Wann darf der längere Arbeitsweg abgezogen werden?

Fahrten zwischen Wohnung und Arbeitsstätte können für jeden Arbeitstag, an dem der Arbeitnehmer die Arbeitsstätte aufsucht und für jeden vollen Entfernungskilometer, in Höhe der Entfernungspauschale von 0,30 € pro Kilometer steuerlich abgezogen werden. Für die Entfernung ist die kürzeste Straßenverbindung zwischen Wohnung und Arbeitsstätte maßgebend. Nur in Ausnahmefällen darf eine längere Straßenverbindung zugrunde gelegt werden, nämlich dann, wenn diese „offensichtlich verkehrsgünstiger“ ist und vom Arbeitnehmer auch regelmäßig benutzt wird.

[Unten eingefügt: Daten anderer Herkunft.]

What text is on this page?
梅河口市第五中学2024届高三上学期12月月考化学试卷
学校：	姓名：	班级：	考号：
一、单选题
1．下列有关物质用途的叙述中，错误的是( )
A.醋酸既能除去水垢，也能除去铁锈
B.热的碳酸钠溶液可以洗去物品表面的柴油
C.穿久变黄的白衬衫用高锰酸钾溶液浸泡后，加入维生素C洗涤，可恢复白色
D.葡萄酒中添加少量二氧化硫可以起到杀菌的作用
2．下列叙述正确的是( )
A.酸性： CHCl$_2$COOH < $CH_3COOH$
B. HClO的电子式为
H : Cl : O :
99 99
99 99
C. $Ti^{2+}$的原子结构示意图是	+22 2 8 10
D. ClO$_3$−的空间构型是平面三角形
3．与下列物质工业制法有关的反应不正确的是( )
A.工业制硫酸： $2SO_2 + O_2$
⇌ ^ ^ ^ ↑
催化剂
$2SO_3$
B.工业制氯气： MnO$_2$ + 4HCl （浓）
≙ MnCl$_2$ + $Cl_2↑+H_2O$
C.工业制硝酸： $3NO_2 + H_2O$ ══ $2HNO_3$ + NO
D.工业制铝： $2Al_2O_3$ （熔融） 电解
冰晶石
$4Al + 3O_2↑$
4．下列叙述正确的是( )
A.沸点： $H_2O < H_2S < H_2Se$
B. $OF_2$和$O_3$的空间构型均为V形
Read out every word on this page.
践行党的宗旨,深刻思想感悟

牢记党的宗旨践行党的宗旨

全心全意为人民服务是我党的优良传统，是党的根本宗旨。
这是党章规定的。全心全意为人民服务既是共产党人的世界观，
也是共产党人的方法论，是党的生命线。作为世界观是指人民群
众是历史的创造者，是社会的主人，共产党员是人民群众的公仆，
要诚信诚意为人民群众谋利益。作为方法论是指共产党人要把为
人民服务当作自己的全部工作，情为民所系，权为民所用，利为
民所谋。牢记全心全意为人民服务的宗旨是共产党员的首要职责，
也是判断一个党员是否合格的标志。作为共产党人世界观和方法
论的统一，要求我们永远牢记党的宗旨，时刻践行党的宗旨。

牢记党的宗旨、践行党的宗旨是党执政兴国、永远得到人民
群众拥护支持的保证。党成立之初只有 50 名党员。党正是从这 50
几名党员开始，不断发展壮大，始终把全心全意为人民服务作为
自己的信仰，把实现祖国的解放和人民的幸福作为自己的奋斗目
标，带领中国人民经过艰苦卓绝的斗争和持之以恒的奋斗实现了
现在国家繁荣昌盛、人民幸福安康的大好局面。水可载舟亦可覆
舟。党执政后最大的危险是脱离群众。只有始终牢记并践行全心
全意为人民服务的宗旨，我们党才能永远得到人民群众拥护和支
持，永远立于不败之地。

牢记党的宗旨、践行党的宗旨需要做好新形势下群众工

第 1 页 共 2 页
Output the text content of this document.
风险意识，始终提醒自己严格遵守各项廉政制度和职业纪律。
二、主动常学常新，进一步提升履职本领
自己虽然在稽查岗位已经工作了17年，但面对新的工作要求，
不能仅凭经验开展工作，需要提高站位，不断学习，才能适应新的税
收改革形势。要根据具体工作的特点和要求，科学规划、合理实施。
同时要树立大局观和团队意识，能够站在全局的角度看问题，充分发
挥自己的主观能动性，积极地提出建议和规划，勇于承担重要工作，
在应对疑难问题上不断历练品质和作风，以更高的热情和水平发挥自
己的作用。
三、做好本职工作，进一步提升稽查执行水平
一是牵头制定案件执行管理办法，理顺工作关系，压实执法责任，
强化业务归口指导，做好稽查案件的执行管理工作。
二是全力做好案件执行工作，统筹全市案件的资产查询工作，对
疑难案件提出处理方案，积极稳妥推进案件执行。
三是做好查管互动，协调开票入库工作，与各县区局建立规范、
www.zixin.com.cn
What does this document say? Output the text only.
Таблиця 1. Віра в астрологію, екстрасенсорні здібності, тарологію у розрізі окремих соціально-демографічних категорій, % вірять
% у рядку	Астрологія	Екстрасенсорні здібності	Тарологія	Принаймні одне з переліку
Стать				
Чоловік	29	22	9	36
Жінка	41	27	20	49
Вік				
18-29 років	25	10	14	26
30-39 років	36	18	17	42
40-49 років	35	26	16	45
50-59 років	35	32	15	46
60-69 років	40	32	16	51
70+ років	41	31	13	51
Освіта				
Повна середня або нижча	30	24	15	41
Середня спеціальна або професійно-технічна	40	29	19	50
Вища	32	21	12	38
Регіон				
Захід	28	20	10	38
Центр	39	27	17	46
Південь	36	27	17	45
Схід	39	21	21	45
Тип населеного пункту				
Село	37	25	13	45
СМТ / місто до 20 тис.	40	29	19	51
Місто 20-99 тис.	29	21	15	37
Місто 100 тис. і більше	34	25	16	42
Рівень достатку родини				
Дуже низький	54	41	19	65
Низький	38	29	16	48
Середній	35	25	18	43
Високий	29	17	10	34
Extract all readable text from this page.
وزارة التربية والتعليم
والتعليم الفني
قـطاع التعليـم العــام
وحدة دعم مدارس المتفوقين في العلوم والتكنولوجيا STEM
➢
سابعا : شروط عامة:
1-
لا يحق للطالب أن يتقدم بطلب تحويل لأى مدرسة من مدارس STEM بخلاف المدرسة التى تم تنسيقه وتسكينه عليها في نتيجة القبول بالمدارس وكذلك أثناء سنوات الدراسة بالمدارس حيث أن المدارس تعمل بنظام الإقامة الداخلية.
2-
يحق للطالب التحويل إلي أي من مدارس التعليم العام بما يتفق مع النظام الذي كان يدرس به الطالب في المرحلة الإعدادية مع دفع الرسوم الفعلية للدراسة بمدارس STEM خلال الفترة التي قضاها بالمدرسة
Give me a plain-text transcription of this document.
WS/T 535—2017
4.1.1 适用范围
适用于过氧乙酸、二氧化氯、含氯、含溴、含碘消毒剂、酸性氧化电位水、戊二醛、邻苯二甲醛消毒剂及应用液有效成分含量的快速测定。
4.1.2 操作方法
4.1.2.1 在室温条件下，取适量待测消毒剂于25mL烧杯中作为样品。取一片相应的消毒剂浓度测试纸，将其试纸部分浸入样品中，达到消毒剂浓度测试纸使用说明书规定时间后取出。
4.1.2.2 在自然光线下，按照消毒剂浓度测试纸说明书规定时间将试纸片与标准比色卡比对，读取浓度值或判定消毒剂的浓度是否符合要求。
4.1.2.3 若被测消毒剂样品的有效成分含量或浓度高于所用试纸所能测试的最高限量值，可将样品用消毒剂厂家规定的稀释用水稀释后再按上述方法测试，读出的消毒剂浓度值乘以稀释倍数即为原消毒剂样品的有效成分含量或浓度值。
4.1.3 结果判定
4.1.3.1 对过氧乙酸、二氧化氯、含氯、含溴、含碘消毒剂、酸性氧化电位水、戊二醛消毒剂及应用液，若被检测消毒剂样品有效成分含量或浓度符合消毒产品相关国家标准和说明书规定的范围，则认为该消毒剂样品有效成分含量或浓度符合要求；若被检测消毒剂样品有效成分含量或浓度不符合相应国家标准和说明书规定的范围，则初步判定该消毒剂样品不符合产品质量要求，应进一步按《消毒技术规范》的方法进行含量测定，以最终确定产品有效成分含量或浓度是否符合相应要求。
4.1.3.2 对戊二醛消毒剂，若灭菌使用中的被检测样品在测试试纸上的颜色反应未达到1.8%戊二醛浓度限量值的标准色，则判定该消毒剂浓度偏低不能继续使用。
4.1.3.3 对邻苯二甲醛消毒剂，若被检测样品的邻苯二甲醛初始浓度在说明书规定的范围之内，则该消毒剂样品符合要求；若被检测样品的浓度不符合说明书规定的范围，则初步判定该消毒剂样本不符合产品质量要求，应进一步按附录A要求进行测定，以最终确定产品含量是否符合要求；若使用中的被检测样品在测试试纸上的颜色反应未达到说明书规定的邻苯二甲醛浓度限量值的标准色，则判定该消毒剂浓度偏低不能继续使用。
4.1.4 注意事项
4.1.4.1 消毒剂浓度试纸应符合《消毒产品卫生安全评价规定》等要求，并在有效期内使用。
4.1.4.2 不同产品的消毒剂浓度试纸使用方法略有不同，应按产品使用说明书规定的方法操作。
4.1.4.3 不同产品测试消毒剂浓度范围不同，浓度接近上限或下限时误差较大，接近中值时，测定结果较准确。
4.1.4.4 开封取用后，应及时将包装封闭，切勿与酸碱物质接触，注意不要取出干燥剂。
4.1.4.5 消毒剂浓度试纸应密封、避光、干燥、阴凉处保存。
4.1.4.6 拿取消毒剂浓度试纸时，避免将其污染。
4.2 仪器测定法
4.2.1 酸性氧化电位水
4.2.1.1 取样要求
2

Der BFH hat in gleich zwei aktuellen Urteilen konkretisiert, unter welchen Voraussetzungen die Entfernungspauschale für einen längeren Weg zwischen Wohnung und Arbeitsstätte als Werbungskosten abgezogen werden kann.

Im einen Fall ging es um eine Wegstrecke, die nicht die erforderliche Fahrtzeitverkürzung von mindestens 20 Minuten brachte. Im anderen Fall berücksichtigte das Finanzgericht in der Vorinstanz eine Verkehrsverbindung, die der Steuerpflichtige tatsächlich gar nicht benutzte.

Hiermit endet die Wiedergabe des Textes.